28 May The Philosopher’s Stone
The Philosopher’s Stone
by Nathalie Rey and Enric Maurí
05/ 30 /06 – 2021
The food industry is, along with the technology, one of the most powerful on the globe. If the second one dominates our minds through addiction to the virtual world and digital applications, the first one literally conquers our bodies through the manipulation of two of our most primordial senses: taste and smell. The additives, flavorings or enhancers of flavor and odor present in the food that we buy daily in supermarkets or restaurants are responsible for transforming the product into something completely different from what it was originally, changing its taste, smell and texture. Based on the most capillary neuroscientific studies than we could ever imagine, these substances are manufactured as evocative and addictive drugs, capable of simulating authenticity.Then, at this point in the history of industrial capitalism, it seems totally normal to eat a barbecue-flavored potato chip, a violet-flavored jelly bean, or drink strawberryflavored water or, why not, a stone with profiterole flavor. For our perception of human beings born and raised in the fourth phase of industrial capitalism, the boundary between what is natural and what is artificial is completely blurred.
The exhibition is about this conceptual blurring. The project carried out by Nathalie Rey and Enric Maurí during their two weeks residency at CACIS El forn de la calç consists of four pieces: a video entitled The Philosopher’s Stone, two photos from the Shipwreck I series and an outdoors intervention called Artist’s poop. The operation of cooking profiteroles that is documented in the video can be interpreted as an allegory of the production of goods in Western capitalist culture, science, industry but also art, which process the planet’s resources to adapt them to their needs. In this sense, a doubt arises according to which, in the era of the capitalocene, pure nature is indigestible for human beings, while, on the other hand, anything can be worth if it is processed until it is digestible. The resource of the fable, suggested by disguise and music that hint at a fantasy situation, lead us back to the idea of artifice, of mirage, of falsification of material reality, of artifice, of illusion of reality. It is also suggested to us by the image of the witch, a figure that in the popular imagination is always associated with nature and the magic of alchemy, that is, the ability to transform materials; a metaphor for science as well, for its claim to go beyond what is given. In the video, the human being identifies with his organic body in fusion with foreign matter through the act of eating, food being a symbol of this relationship with the body, this part of our being associated with the animal, the natural or the instinctive. But also with what is open, because by eating, through the mouth, we allow foreign agents to get inside our body, our constitutive substance, which do not always nourish us but, on the contrary, rather intoxicate us. The intoxication of the human body and the terrestrial body – the latter being included through the outdoors intervention Artist’s poop – is another concern of the two artists illustrated by their use of plastic.
Is it then legitimate to ask ourselves how to return to nature without ceasing to be human, how to get out of this vicious circle, or if art can be the driver of this return journey?

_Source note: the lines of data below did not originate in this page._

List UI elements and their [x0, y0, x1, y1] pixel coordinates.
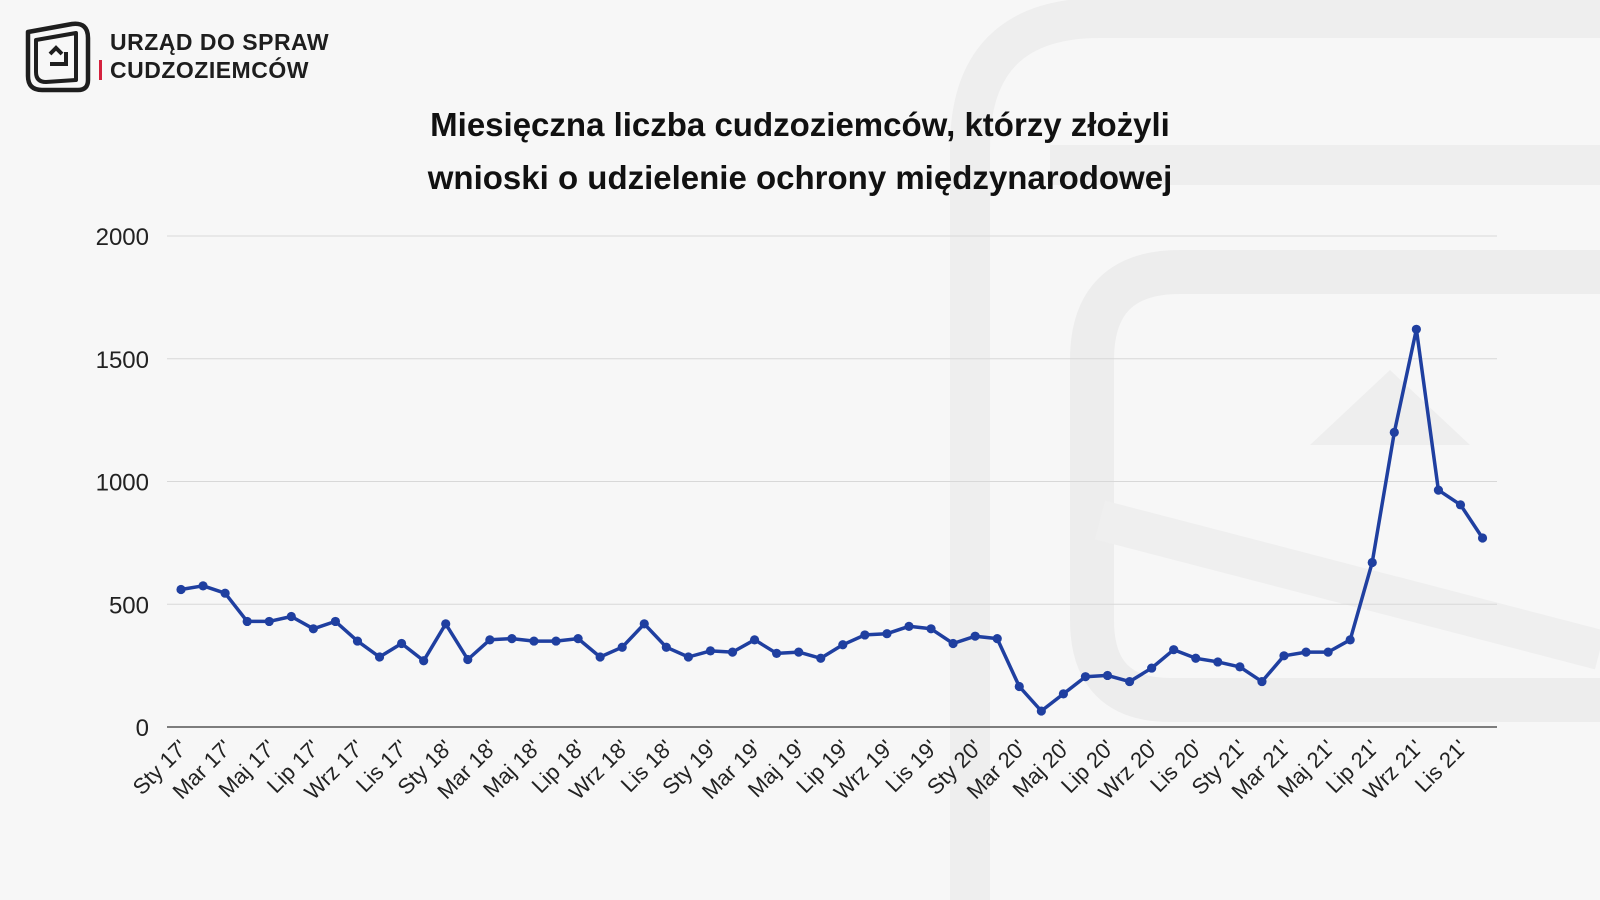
- data-point: [1411, 324, 1421, 334]
- data-point: [198, 581, 208, 591]
- data-point: [948, 638, 958, 649]
- data-point: [1235, 662, 1245, 672]
- logo-line-1: URZĄD DO SPRAW: [110, 29, 330, 55]
- y-tick-label: 0: [136, 715, 149, 742]
- data-point: [1080, 672, 1091, 682]
- data-point: [286, 611, 296, 622]
- data-point: [441, 619, 451, 629]
- data-point: [794, 647, 804, 657]
- data-point: [904, 621, 914, 631]
- data-point: [529, 636, 539, 646]
- data-point: [639, 619, 649, 629]
- data-point: [308, 624, 318, 634]
- data-point: [397, 638, 407, 649]
- data-point: [1191, 653, 1201, 663]
- data-point: [970, 631, 980, 641]
- y-tick-label: 500: [109, 592, 149, 619]
- data-point: [661, 642, 671, 652]
- data-point: [507, 634, 517, 644]
- y-tick-label: 1000: [96, 470, 149, 497]
- data-point: [860, 630, 870, 640]
- data-point: [1058, 689, 1068, 699]
- logo-line-2-text: CUDZOZIEMCÓW: [110, 57, 309, 83]
- data-point: [992, 634, 1002, 644]
- data-point: [1213, 657, 1223, 667]
- data-point: [1124, 676, 1135, 687]
- data-point: [1477, 533, 1488, 543]
- data-point: [1036, 706, 1046, 716]
- data-point: [1345, 635, 1355, 645]
- data-point: [1323, 647, 1333, 657]
- data-point: [485, 635, 495, 645]
- logo-line-2: CUDZOZIEMCÓW: [99, 56, 329, 84]
- chart-title-line-2: wnioski o udzielenie ochrony międzynarod…: [427, 159, 1173, 196]
- data-point: [374, 652, 385, 662]
- data-point: [352, 636, 363, 646]
- data-point: [1147, 663, 1157, 673]
- data-point: [463, 654, 473, 665]
- data-point: [882, 629, 892, 639]
- y-tick-label: 1500: [96, 347, 149, 374]
- office-logo: URZĄD DO SPRAW CUDZOZIEMCÓW: [22, 18, 329, 94]
- data-point: [220, 588, 230, 598]
- data-point: [1455, 500, 1466, 510]
- data-point: [816, 653, 826, 663]
- data-point: [1389, 427, 1399, 437]
- data-point: [419, 656, 429, 666]
- data-point: [1279, 651, 1289, 661]
- chart-title: Miesięczna liczba cudzoziemców, którzy z…: [300, 98, 1300, 204]
- data-point: [926, 624, 936, 634]
- data-point: [727, 647, 738, 657]
- office-logo-icon: [25, 21, 91, 93]
- data-point: [551, 636, 561, 646]
- data-point: [1169, 645, 1179, 655]
- data-point: [749, 635, 760, 645]
- data-point: [1433, 485, 1444, 495]
- data-point: [242, 616, 252, 627]
- data-point: [838, 640, 848, 650]
- data-point: [330, 616, 341, 627]
- data-point: [1301, 647, 1311, 657]
- data-point: [683, 652, 693, 662]
- data-point: [176, 584, 186, 595]
- data-point: [772, 648, 782, 658]
- office-logo-text: URZĄD DO SPRAW CUDZOZIEMCÓW: [99, 28, 330, 84]
- data-point: [1367, 557, 1377, 568]
- y-tick-label: 2000: [96, 224, 149, 251]
- data-point: [617, 642, 627, 652]
- data-point: [573, 634, 583, 644]
- data-point: [1014, 681, 1024, 692]
- data-point: [705, 646, 716, 656]
- data-point: [1257, 676, 1267, 687]
- logo-accent-bar: [99, 60, 102, 80]
- data-point: [264, 616, 274, 627]
- data-point: [595, 652, 605, 662]
- chart-title-line-1: Miesięczna liczba cudzoziemców, którzy z…: [430, 106, 1170, 143]
- data-point: [1102, 670, 1113, 681]
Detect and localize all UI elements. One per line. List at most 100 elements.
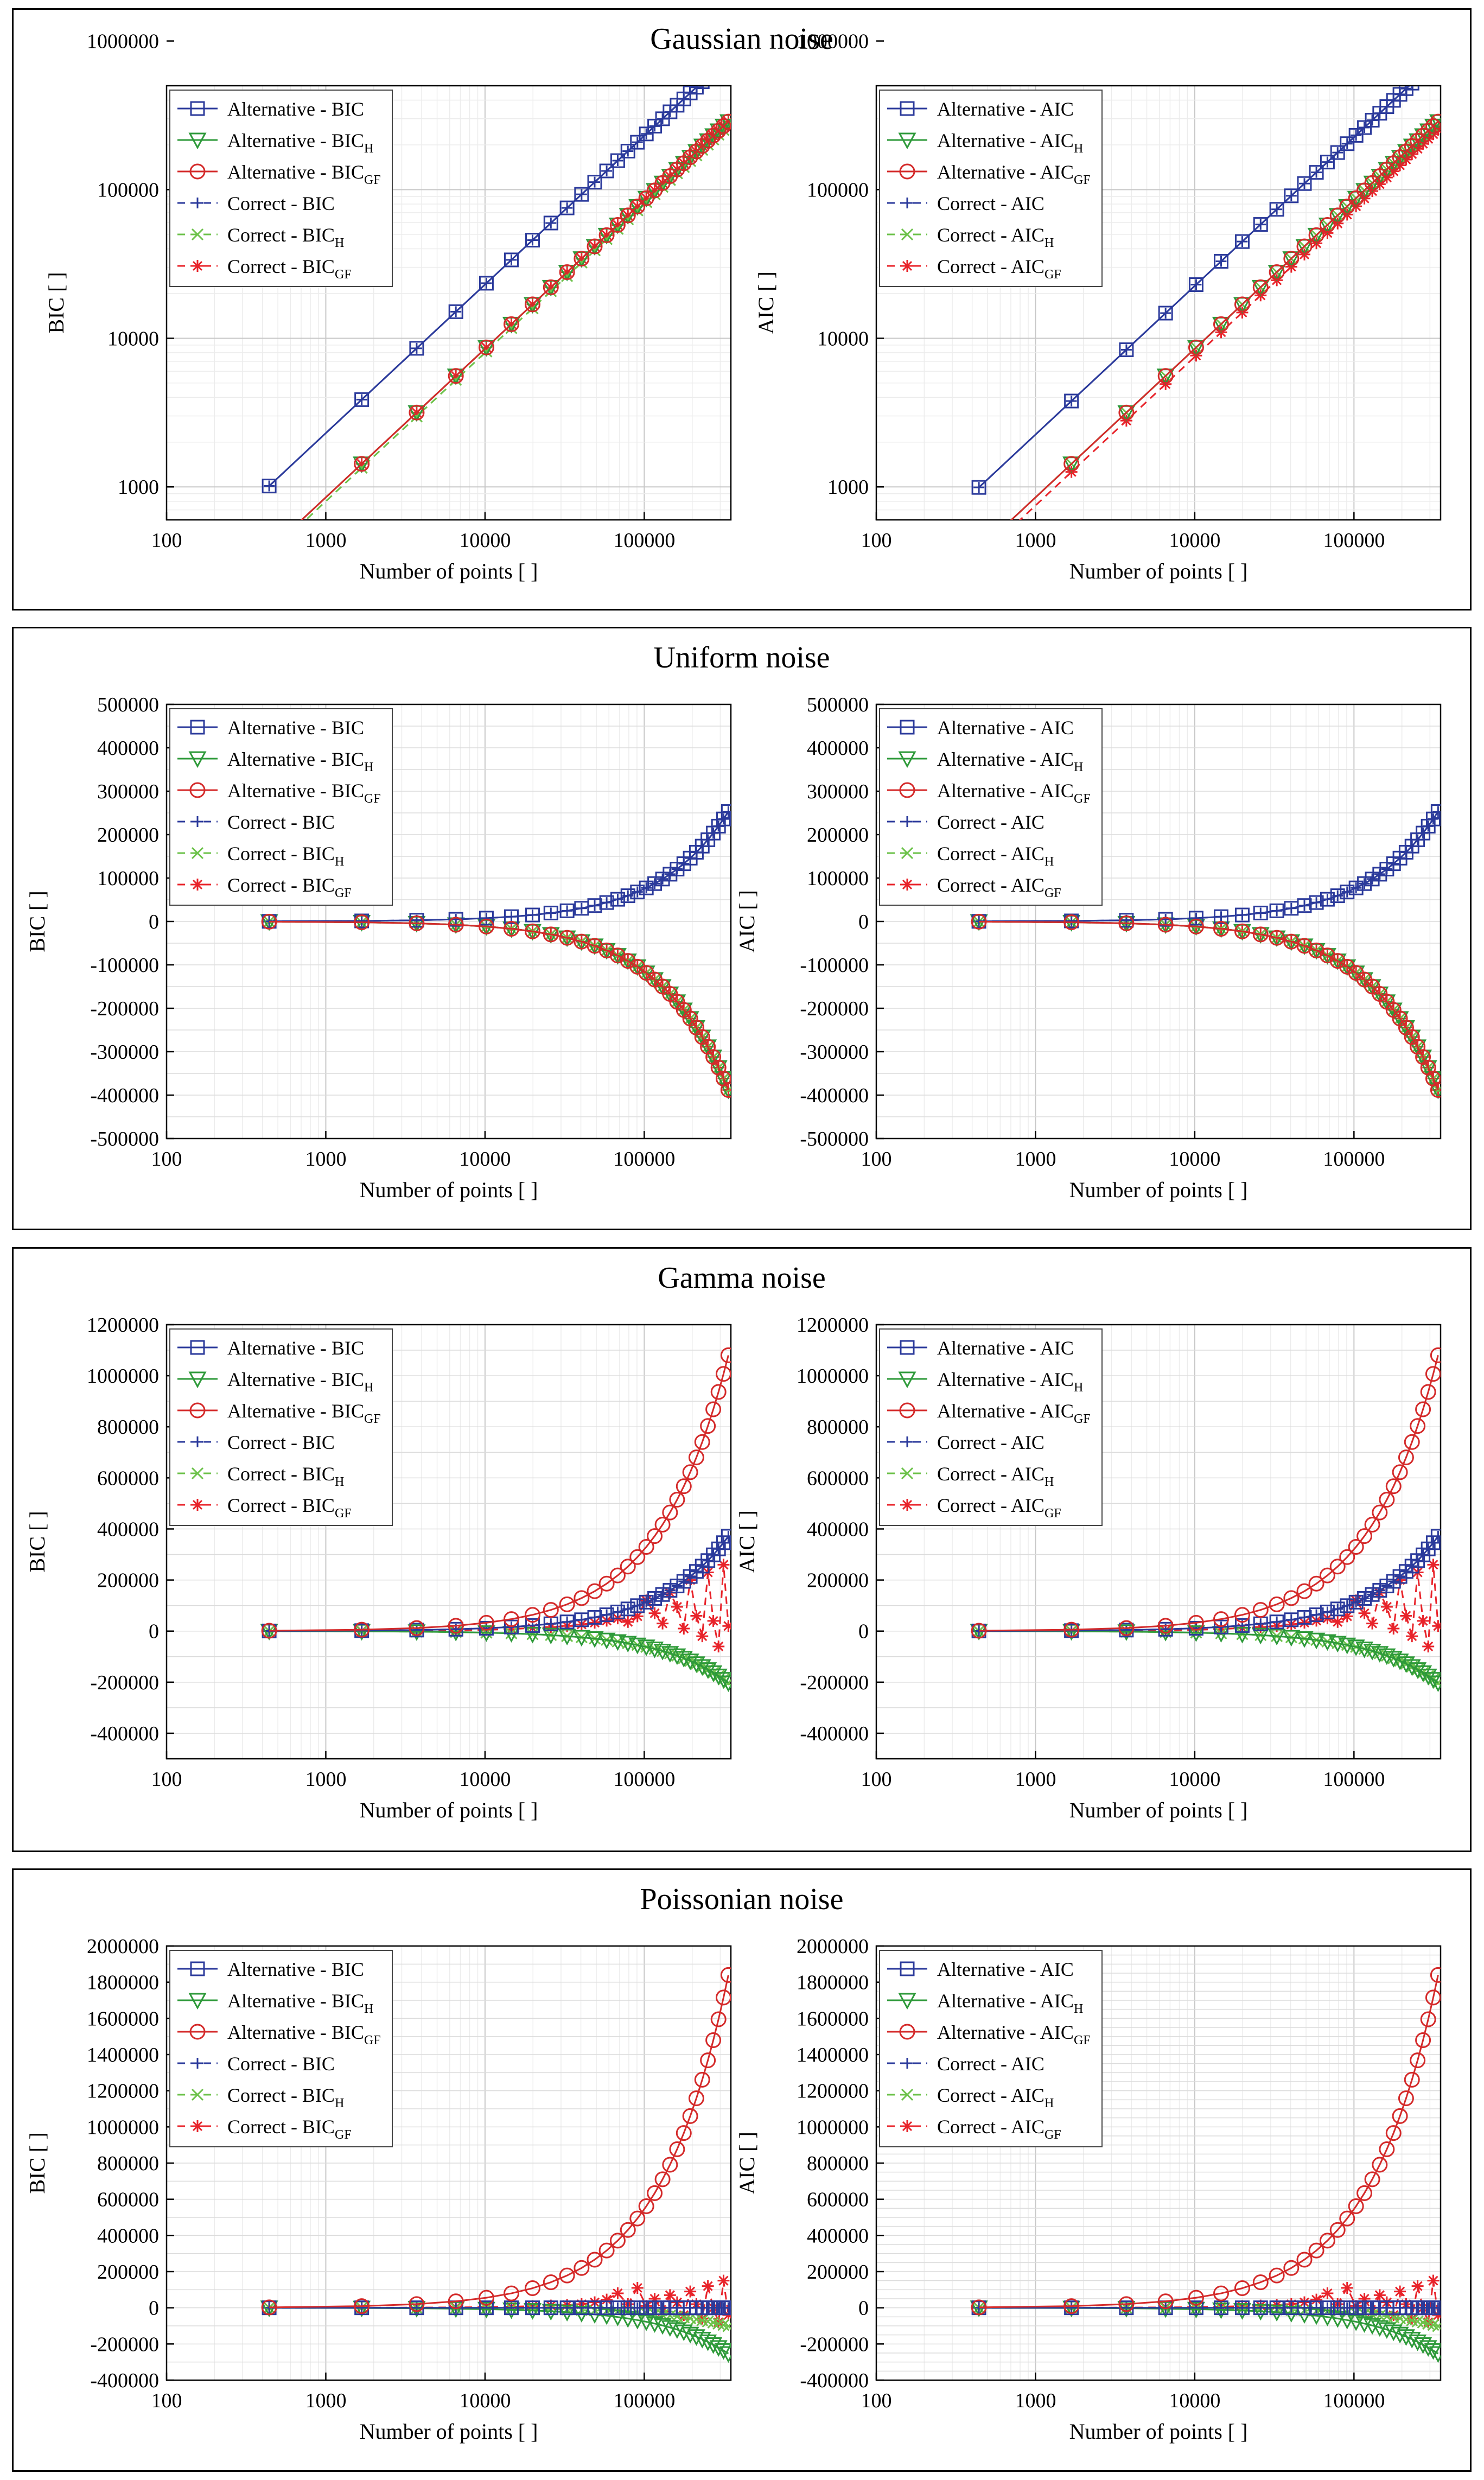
legend-marker-alt_h [188, 751, 207, 768]
data-point-alt_h [502, 2302, 520, 2319]
data-point-alt_bic [1430, 2300, 1441, 2316]
plot-area [970, 804, 1441, 1099]
x-tick-label: 1000 [1015, 1148, 1056, 1171]
y-tick-label: 600000 [807, 1467, 869, 1490]
legend-box [169, 90, 393, 287]
data-point-alt_gf [524, 1607, 540, 1623]
legend-label-base: Alternative - AIC [937, 1400, 1074, 1422]
data-point-alt_gf [1425, 118, 1441, 134]
plot-area [260, 1967, 731, 2363]
data-point-cor_gf [1358, 2293, 1371, 2305]
plot-area [970, 1967, 1441, 2363]
legend-label-base: Alternative - BIC [227, 1958, 364, 1980]
legend-marker-cor_bic [902, 198, 913, 208]
y-tick-label: 1000 [827, 476, 869, 499]
data-point-alt_bic [525, 1618, 540, 1633]
y-tick-label: 1600000 [797, 2007, 869, 2030]
legend-label-base: Alternative - AIC [937, 780, 1074, 802]
series-alt_gf [971, 913, 1441, 1098]
series-line-alt_h [269, 920, 729, 1091]
data-point-cor_gf [1341, 2282, 1353, 2294]
data-point-alt_gf [543, 2274, 559, 2291]
legend-label-subscript: H [335, 2096, 344, 2110]
data-point-alt_bic [1357, 1591, 1372, 1606]
data-point-cor_gf [717, 1559, 730, 1571]
chart-2-1: 100 1000 10000 100000 -400000 -200000 0 200000 4… [735, 1314, 1442, 1822]
data-point-alt_h [1328, 2311, 1347, 2328]
x-axis-label: Number of points [ ] [1069, 559, 1248, 583]
data-point-alt_bic [1188, 2300, 1203, 2316]
series-line-alt_h [269, 1630, 729, 1684]
data-point-alt_bic [587, 898, 602, 913]
legend-marker-cor_gf [901, 2120, 913, 2132]
legend-marker-cor_h [191, 847, 204, 860]
legend-label-base: Correct - BIC [227, 874, 335, 896]
data-point-alt_gf [682, 2108, 698, 2124]
x-axis-label: Number of points [ ] [360, 1178, 538, 1202]
legend-marker-cor_bic [192, 1436, 203, 1447]
series-line-alt_h [979, 920, 1439, 1091]
data-point-alt_bic [1213, 2300, 1228, 2316]
series-line-alt_h [979, 2307, 1439, 2355]
data-point-alt_gf [1308, 227, 1324, 243]
data-point-alt_gf [1283, 2260, 1300, 2276]
plot-area [970, 1347, 1441, 1693]
data-point-alt_bic [1253, 2300, 1268, 2316]
legend-marker-alt_gf [189, 782, 206, 798]
x-tick-label: 100 [861, 2389, 892, 2412]
data-point-alt_bic [1284, 188, 1299, 204]
data-point-alt_bic [525, 907, 540, 923]
legend-label-base: Alternative - BIC [227, 717, 364, 739]
data-point-alt_gf [1213, 316, 1229, 332]
plot-area [260, 804, 731, 1099]
legend-marker-cor_h [191, 1467, 204, 1480]
legend-label-subscript: H [364, 2002, 373, 2016]
series-alt_bic [262, 2300, 731, 2316]
data-point-cor_gf [664, 2289, 676, 2301]
data-point-alt_bic [1411, 72, 1424, 85]
data-point-alt_h [1391, 1654, 1409, 1670]
data-point-alt_gf [1385, 2125, 1402, 2141]
data-point-alt_gf [1398, 1449, 1414, 1466]
data-point-alt_gf [1296, 238, 1313, 255]
data-point-alt_bic [1340, 2300, 1355, 2316]
data-point-cor_gf [973, 552, 985, 564]
data-point-alt_gf [620, 1559, 636, 1575]
data-point-alt_bic [1404, 1559, 1419, 1574]
x-axis-label: Number of points [ ] [1069, 1178, 1248, 1202]
data-point-alt_gf [1420, 1384, 1436, 1400]
data-point-alt_gf [647, 2185, 663, 2201]
data-point-alt_bic [1309, 2300, 1324, 2316]
x-tick-label: 100000 [1323, 529, 1385, 552]
legend-marker-alt_bic [900, 1961, 915, 1976]
legend-marker-cor_gf [901, 1499, 913, 1511]
data-point-alt_bic [639, 1594, 654, 1610]
data-point-alt_gf [1329, 1559, 1346, 1575]
series-line-cor_bic [269, 1536, 729, 1632]
data-point-alt_gf [587, 1583, 603, 1599]
data-point-alt_gf [1356, 2185, 1373, 2201]
data-point-alt_bic [630, 2300, 645, 2316]
series-alt_h [260, 914, 731, 1099]
data-point-alt_gf [1339, 2210, 1355, 2227]
data-point-alt_h [1363, 2318, 1381, 2335]
data-point-alt_bic [721, 2300, 731, 2316]
legend-marker-cor_h [191, 228, 204, 241]
y-tick-label: 600000 [97, 2189, 159, 2211]
data-point-alt_gf [478, 339, 494, 355]
data-point-alt_gf [1252, 1602, 1269, 1618]
data-point-alt_gf [620, 2222, 636, 2238]
data-point-alt_h [1251, 1627, 1270, 1645]
y-tick-label: 800000 [807, 2152, 869, 2175]
series-line-cor_gf [1018, 129, 1439, 520]
legend-label-base: Correct - AIC [937, 256, 1044, 277]
legend-label-subscript: GF [335, 886, 352, 900]
data-point-alt_gf [1213, 920, 1229, 937]
legend-label-base: Correct - AIC [937, 1495, 1044, 1516]
data-point-alt_bic [262, 479, 277, 494]
data-point-alt_gf [1415, 2032, 1431, 2049]
legend-label-base: Correct - BIC [227, 2116, 335, 2138]
legend-box [169, 1328, 393, 1526]
data-point-alt_gf [662, 1504, 678, 1521]
legend-label: Correct - AICH [937, 1463, 1054, 1489]
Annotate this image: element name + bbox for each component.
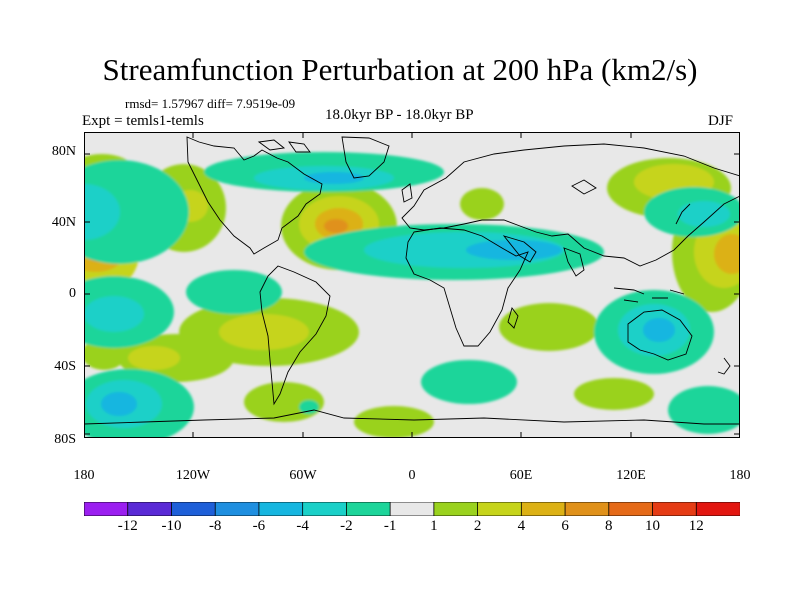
colorbar-label: -6	[252, 518, 266, 534]
contour-region	[299, 400, 319, 414]
streamfunction-map	[84, 132, 740, 438]
colorbar-label: 1	[430, 518, 438, 534]
lon-tick-60e: 60E	[509, 468, 533, 483]
contour-region	[574, 378, 654, 410]
diff-label: diff=	[207, 96, 233, 111]
stats-line: rmsd= 1.57967 diff= 7.9519e-09	[125, 96, 295, 112]
colorbar-label: 12	[688, 518, 704, 534]
contour-region	[84, 160, 189, 264]
colorbar-label: 10	[645, 518, 661, 534]
contour-region	[128, 346, 180, 370]
colorbar-swatch	[214, 502, 260, 516]
lon-tick-180w: 180	[73, 468, 95, 483]
colorbar	[84, 502, 740, 516]
colorbar-swatch	[564, 502, 610, 516]
rmsd-value: 1.57967	[161, 96, 204, 111]
plot-title: Streamfunction Perturbation at 200 hPa (…	[102, 52, 698, 87]
contour-region	[186, 270, 282, 314]
colorbar-swatch	[84, 502, 129, 516]
colorbar-label: -4	[296, 518, 309, 534]
colorbar-swatch	[258, 502, 304, 516]
contour-region	[219, 314, 309, 350]
colorbar-swatch	[695, 502, 740, 516]
colorbar-label: 8	[605, 518, 613, 534]
contour-region	[84, 296, 144, 332]
contour-region	[101, 392, 137, 416]
lon-tick-60w: 60W	[289, 468, 317, 483]
colorbar-swatch	[520, 502, 566, 516]
lat-tick-40S: 40S	[54, 359, 76, 374]
contour-region	[643, 318, 675, 342]
colorbar-swatch	[127, 502, 173, 516]
contour-region	[460, 188, 504, 220]
experiment-label: Expt = temls1-temls	[82, 113, 204, 129]
ticks	[84, 132, 740, 438]
rmsd-label: rmsd=	[125, 96, 159, 111]
contour-region	[668, 386, 740, 434]
colorbar-swatch	[345, 502, 391, 516]
contour-region	[678, 201, 730, 227]
contour-fills	[84, 152, 740, 438]
contour-region	[324, 219, 348, 233]
colorbar-swatch	[171, 502, 216, 516]
lat-tick-0: 0	[69, 286, 76, 301]
colorbar-swatch	[477, 502, 523, 516]
colorbar-label: -1	[383, 518, 397, 534]
contour-region	[304, 172, 364, 184]
contour-region	[714, 234, 740, 274]
colorbar-label: -8	[208, 518, 222, 534]
contour-region	[354, 406, 434, 438]
colorbar-label: -2	[340, 518, 353, 534]
lon-tick-120e: 120E	[616, 468, 646, 483]
lat-tick-80N: 80N	[51, 144, 76, 159]
colorbar-swatch	[389, 502, 435, 516]
coastlines	[84, 136, 740, 425]
diff-value: 7.9519e-09	[236, 96, 296, 111]
colorbar-label: -10	[161, 518, 182, 534]
colorbar-label: -12	[117, 518, 138, 534]
contour-region	[499, 303, 599, 351]
colorbar-swatch	[608, 502, 654, 516]
colorbar-label: 4	[517, 518, 526, 534]
contour-region	[421, 360, 517, 404]
colorbar-swatch	[433, 502, 479, 516]
season-label: DJF	[708, 113, 734, 129]
period-label: 18.0kyr BP - 18.0kyr BP	[325, 107, 474, 123]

Daniel López del Rincón reminded us in the catalog of the PostNaturaleza exhibition that, after all, the dialogue between art and nature is already an artifice. And it not only emerges in the reflection about the relationship between body and matter, but also in its relationship with the landscape or the habitat in which our body moves. The attempt of Land Art to return to the nature was already a form of post-nature, showing that the landscape itself, the very concept of landscape or territorial reality, is a construction. This reflection leads us again to the intervention in the outdoors of CACiS El forn de la calç. However, if we think about it, we can go further and stretch this reasoning until we see that the very concept of nature, although we tend to associate it with purity, is already an artifice, since it contains an ideological character. To try to contrast this danger, Nathalie Rey and Enric Maurí resort to a strong performative component, strive to think as matter, they assimilate with substance through their bodies and not as abstract, conceptual or ideological identities. Mastering that matter, that “physicality”, is perhaps an illusion typical of fables, the same way it is to try to maintain its “purity”. Perhaps life on this earth is something else, something closer to a tangle of contingent and related processes that lead us to the unexplored and hybrid lands of post-nature.